In 2015 the Dietary Science Foundation invested in an evaluation of the role of carbohydrates in abdominal pain (IBS). In many countries IBS affects more than one in ten of the population, but to date there is no real help to be found. In the study, two different dietary regimes are being compared to a pharmaceutical treatment. Read more: Evaluation of the role of carbohydrates in daily abdominal pain. The study is currently running at the Sahlgrenska Academy in Gothenburg and is estimated to be completed in 2020.
In 2016 the Dietary Science Foundation funded a large-scale evaluation of the dietary advice given to people with type 1 diabetes. Many people afflicted with type 1 diabetes have blood sugar levels that put them at serious risk of an early death from cardiovascular disease or kidney damage. More effective dietary treatments that lower blood sugar levels can therefore save lives. In the trial, which is currently running at Karolinska University Hospital in Stockholm, three different dietary treatments containing various amounts of carbohydrates are being compared. Read more: A large-scale study of dietary treatment in type 1 diabetes.
In 2018 the Dietary Science Foundation contributed to a study of diet for obesity, which is being done at the University of Bergen. The scientists are seeking the answer to two different questions: How does a year of eating a strict low-carbohydrate diet that includes a lot of saturated fat affect the body? And how is weight loss affected by a low-fat diet that includes large amounts of wheat flour and other processed carbohydrates? Read more: The DSF backs a large-scale evaluation of the role of carbohydrates in obesity.

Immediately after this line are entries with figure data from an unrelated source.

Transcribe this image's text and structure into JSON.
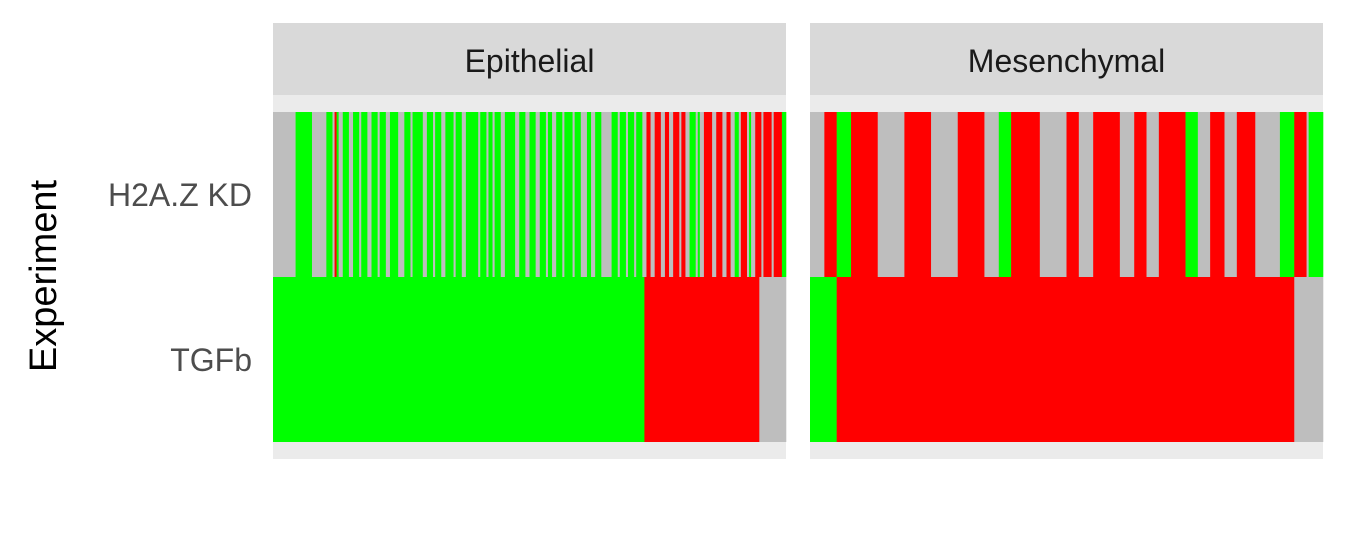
{
  "chart_data": {
    "type": "heatmap",
    "ylabel": "Experiment",
    "xlabel": "",
    "rows": [
      "H2A.Z KD",
      "TGFb"
    ],
    "colors": {
      "green": "#00ff00",
      "red": "#ff0000",
      "grey": "#bebebe"
    },
    "panels": [
      {
        "name": "Epithelial",
        "n_columns": 500,
        "rows": {
          "H2A.Z KD": [
            {
              "end": 22,
              "color": "grey"
            },
            {
              "end": 38,
              "color": "green"
            },
            {
              "end": 52,
              "color": "grey"
            },
            {
              "end": 58,
              "color": "green"
            },
            {
              "end": 60,
              "color": "grey"
            },
            {
              "end": 62,
              "color": "red"
            },
            {
              "end": 64,
              "color": "green"
            },
            {
              "end": 68,
              "color": "grey"
            },
            {
              "end": 74,
              "color": "green"
            },
            {
              "end": 78,
              "color": "grey"
            },
            {
              "end": 84,
              "color": "green"
            },
            {
              "end": 86,
              "color": "grey"
            },
            {
              "end": 92,
              "color": "green"
            },
            {
              "end": 96,
              "color": "grey"
            },
            {
              "end": 102,
              "color": "green"
            },
            {
              "end": 104,
              "color": "grey"
            },
            {
              "end": 110,
              "color": "green"
            },
            {
              "end": 114,
              "color": "grey"
            },
            {
              "end": 122,
              "color": "green"
            },
            {
              "end": 128,
              "color": "grey"
            },
            {
              "end": 134,
              "color": "green"
            },
            {
              "end": 136,
              "color": "grey"
            },
            {
              "end": 146,
              "color": "green"
            },
            {
              "end": 150,
              "color": "grey"
            },
            {
              "end": 156,
              "color": "green"
            },
            {
              "end": 158,
              "color": "grey"
            },
            {
              "end": 164,
              "color": "green"
            },
            {
              "end": 168,
              "color": "grey"
            },
            {
              "end": 176,
              "color": "green"
            },
            {
              "end": 178,
              "color": "grey"
            },
            {
              "end": 184,
              "color": "green"
            },
            {
              "end": 188,
              "color": "grey"
            },
            {
              "end": 200,
              "color": "green"
            },
            {
              "end": 202,
              "color": "grey"
            },
            {
              "end": 208,
              "color": "green"
            },
            {
              "end": 210,
              "color": "grey"
            },
            {
              "end": 214,
              "color": "green"
            },
            {
              "end": 216,
              "color": "grey"
            },
            {
              "end": 222,
              "color": "green"
            },
            {
              "end": 226,
              "color": "grey"
            },
            {
              "end": 236,
              "color": "green"
            },
            {
              "end": 240,
              "color": "grey"
            },
            {
              "end": 246,
              "color": "green"
            },
            {
              "end": 250,
              "color": "grey"
            },
            {
              "end": 256,
              "color": "green"
            },
            {
              "end": 260,
              "color": "grey"
            },
            {
              "end": 266,
              "color": "green"
            },
            {
              "end": 268,
              "color": "grey"
            },
            {
              "end": 272,
              "color": "green"
            },
            {
              "end": 276,
              "color": "grey"
            },
            {
              "end": 282,
              "color": "green"
            },
            {
              "end": 284,
              "color": "grey"
            },
            {
              "end": 292,
              "color": "green"
            },
            {
              "end": 294,
              "color": "grey"
            },
            {
              "end": 300,
              "color": "green"
            },
            {
              "end": 306,
              "color": "grey"
            },
            {
              "end": 310,
              "color": "green"
            },
            {
              "end": 314,
              "color": "grey"
            },
            {
              "end": 320,
              "color": "green"
            },
            {
              "end": 330,
              "color": "grey"
            },
            {
              "end": 336,
              "color": "green"
            },
            {
              "end": 338,
              "color": "grey"
            },
            {
              "end": 344,
              "color": "green"
            },
            {
              "end": 346,
              "color": "grey"
            },
            {
              "end": 352,
              "color": "green"
            },
            {
              "end": 354,
              "color": "grey"
            },
            {
              "end": 360,
              "color": "green"
            },
            {
              "end": 364,
              "color": "grey"
            },
            {
              "end": 368,
              "color": "red"
            },
            {
              "end": 372,
              "color": "grey"
            },
            {
              "end": 378,
              "color": "red"
            },
            {
              "end": 382,
              "color": "grey"
            },
            {
              "end": 386,
              "color": "red"
            },
            {
              "end": 390,
              "color": "grey"
            },
            {
              "end": 396,
              "color": "red"
            },
            {
              "end": 398,
              "color": "grey"
            },
            {
              "end": 402,
              "color": "red"
            },
            {
              "end": 406,
              "color": "grey"
            },
            {
              "end": 412,
              "color": "green"
            },
            {
              "end": 414,
              "color": "grey"
            },
            {
              "end": 416,
              "color": "green"
            },
            {
              "end": 420,
              "color": "grey"
            },
            {
              "end": 428,
              "color": "red"
            },
            {
              "end": 432,
              "color": "grey"
            },
            {
              "end": 438,
              "color": "red"
            },
            {
              "end": 442,
              "color": "grey"
            },
            {
              "end": 446,
              "color": "red"
            },
            {
              "end": 450,
              "color": "grey"
            },
            {
              "end": 454,
              "color": "green"
            },
            {
              "end": 456,
              "color": "grey"
            },
            {
              "end": 462,
              "color": "red"
            },
            {
              "end": 464,
              "color": "grey"
            },
            {
              "end": 466,
              "color": "green"
            },
            {
              "end": 470,
              "color": "grey"
            },
            {
              "end": 476,
              "color": "red"
            },
            {
              "end": 478,
              "color": "grey"
            },
            {
              "end": 486,
              "color": "red"
            },
            {
              "end": 488,
              "color": "grey"
            },
            {
              "end": 496,
              "color": "red"
            },
            {
              "end": 500,
              "color": "green"
            }
          ],
          "TGFb": [
            {
              "end": 362,
              "color": "green"
            },
            {
              "end": 474,
              "color": "red"
            },
            {
              "end": 500,
              "color": "grey"
            }
          ]
        }
      },
      {
        "name": "Mesenchymal",
        "n_columns": 500,
        "rows": {
          "H2A.Z KD": [
            {
              "end": 14,
              "color": "grey"
            },
            {
              "end": 26,
              "color": "red"
            },
            {
              "end": 40,
              "color": "green"
            },
            {
              "end": 66,
              "color": "red"
            },
            {
              "end": 92,
              "color": "grey"
            },
            {
              "end": 118,
              "color": "red"
            },
            {
              "end": 144,
              "color": "grey"
            },
            {
              "end": 170,
              "color": "red"
            },
            {
              "end": 184,
              "color": "grey"
            },
            {
              "end": 196,
              "color": "green"
            },
            {
              "end": 224,
              "color": "red"
            },
            {
              "end": 250,
              "color": "grey"
            },
            {
              "end": 262,
              "color": "red"
            },
            {
              "end": 276,
              "color": "grey"
            },
            {
              "end": 302,
              "color": "red"
            },
            {
              "end": 316,
              "color": "grey"
            },
            {
              "end": 328,
              "color": "red"
            },
            {
              "end": 340,
              "color": "grey"
            },
            {
              "end": 366,
              "color": "red"
            },
            {
              "end": 378,
              "color": "green"
            },
            {
              "end": 390,
              "color": "grey"
            },
            {
              "end": 404,
              "color": "red"
            },
            {
              "end": 416,
              "color": "grey"
            },
            {
              "end": 434,
              "color": "red"
            },
            {
              "end": 458,
              "color": "grey"
            },
            {
              "end": 472,
              "color": "green"
            },
            {
              "end": 484,
              "color": "red"
            },
            {
              "end": 486,
              "color": "grey"
            },
            {
              "end": 500,
              "color": "green"
            }
          ],
          "TGFb": [
            {
              "end": 26,
              "color": "green"
            },
            {
              "end": 472,
              "color": "red"
            },
            {
              "end": 500,
              "color": "grey"
            }
          ]
        }
      }
    ]
  }
}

In 2018 the Dietary Science Foundation also gave a grant to a study of various dietary treatments for fatty liver. To date there is a lack of knowledge about how diet affects fatty liver. The project will compare a strict low-carbohydrate diet and a 5: 2 diet with conventional treatment. Hopefully an effective treatment will be found, since fatty liver often develops into a chronic condition and increases the risk of liver cancer. Read more: An evaluation of the most effective dietary treatment for fatty liver.
In 2019 the Dietary Science Foundation supported a project about how sugar consumption affects weight. A major challenge for dietary research is that study participants sometimes fail to report things they eat, especially foods that are considered to be unhealthy. In the project, researchers at Lund University will test a new, more objective method of tracking participant sugar consumption. They will measure sucrose levels in the urine so they can analyze how sugar intake affects weight. Read more: Sugar consumption to be measured using urine samples.

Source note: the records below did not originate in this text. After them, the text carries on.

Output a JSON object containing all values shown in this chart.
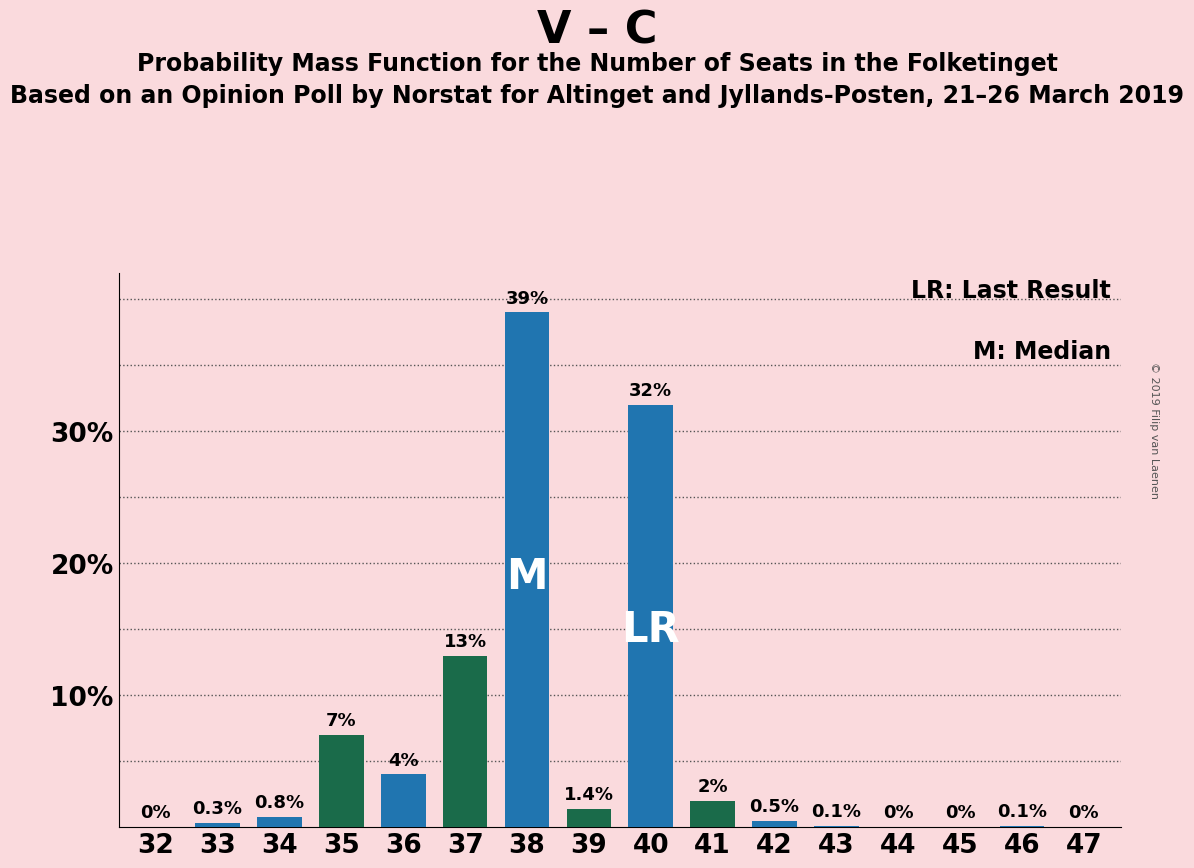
{
  "title": "V – C",
  "subtitle1": "Probability Mass Function for the Number of Seats in the Folketinget",
  "subtitle2": "Based on an Opinion Poll by Norstat for Altinget and Jyllands-Posten, 21–26 March 2019",
  "copyright": "© 2019 Filip van Laenen",
  "seats": [
    32,
    33,
    34,
    35,
    36,
    37,
    38,
    39,
    40,
    41,
    42,
    43,
    44,
    45,
    46,
    47
  ],
  "blue_values": [
    0.0,
    0.3,
    0.8,
    0.0,
    4.0,
    0.0,
    39.0,
    0.0,
    32.0,
    0.0,
    0.5,
    0.1,
    0.0,
    0.0,
    0.1,
    0.0
  ],
  "green_values": [
    0.0,
    0.0,
    0.0,
    7.0,
    0.0,
    13.0,
    0.0,
    1.4,
    0.0,
    2.0,
    0.0,
    0.0,
    0.0,
    0.0,
    0.0,
    0.0
  ],
  "bar_labels": [
    "0%",
    "0.3%",
    "0.8%",
    "7%",
    "4%",
    "13%",
    "39%",
    "1.4%",
    "32%",
    "2%",
    "0.5%",
    "0.1%",
    "0%",
    "0%",
    "0.1%",
    "0%"
  ],
  "blue_color": "#2075b0",
  "green_color": "#1a6b4a",
  "background_color": "#fadadd",
  "ylim_max": 42,
  "yticks": [
    10,
    20,
    30
  ],
  "grid_lines": [
    5,
    10,
    15,
    20,
    25,
    30,
    35,
    40
  ],
  "median_seat": 38,
  "last_result_seat": 40,
  "legend_lr": "LR: Last Result",
  "legend_m": "M: Median",
  "bar_label_fontsize": 13,
  "axis_tick_fontsize": 19,
  "legend_fontsize": 17,
  "title_fontsize": 32,
  "subtitle1_fontsize": 17,
  "subtitle2_fontsize": 17
}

The Dietary Science Foundations is currently raising funds for Europe’s largest study of the effect of diet on type 2 diabetes. The project involves researchers from five different countries and the aim is to reverse the disease. Two different dietary regimes will be compared. One group will eat a strict low-carbohydrate diet. The other will use meal replacements as part of an extreme restriction of calories during the first three months. The participants in this group will then be randomized further into groups that will eat either a strict low-fat diet or a strict low-carb diet during the remaining 12 months of the study. The goal during this phase is to maintain weight loss.
The project is important as greater numbers of people suffer from type 2 diabetes, a disease that often shortens lives. More effective dietary treatments can not only save many lives, it can also save considerable resources in healthcare. Read more here: Europe’s largest study of diet for type 2 diabetes.
No scientific studies have yet been completed as the foundation was established relatively recently (June 2014).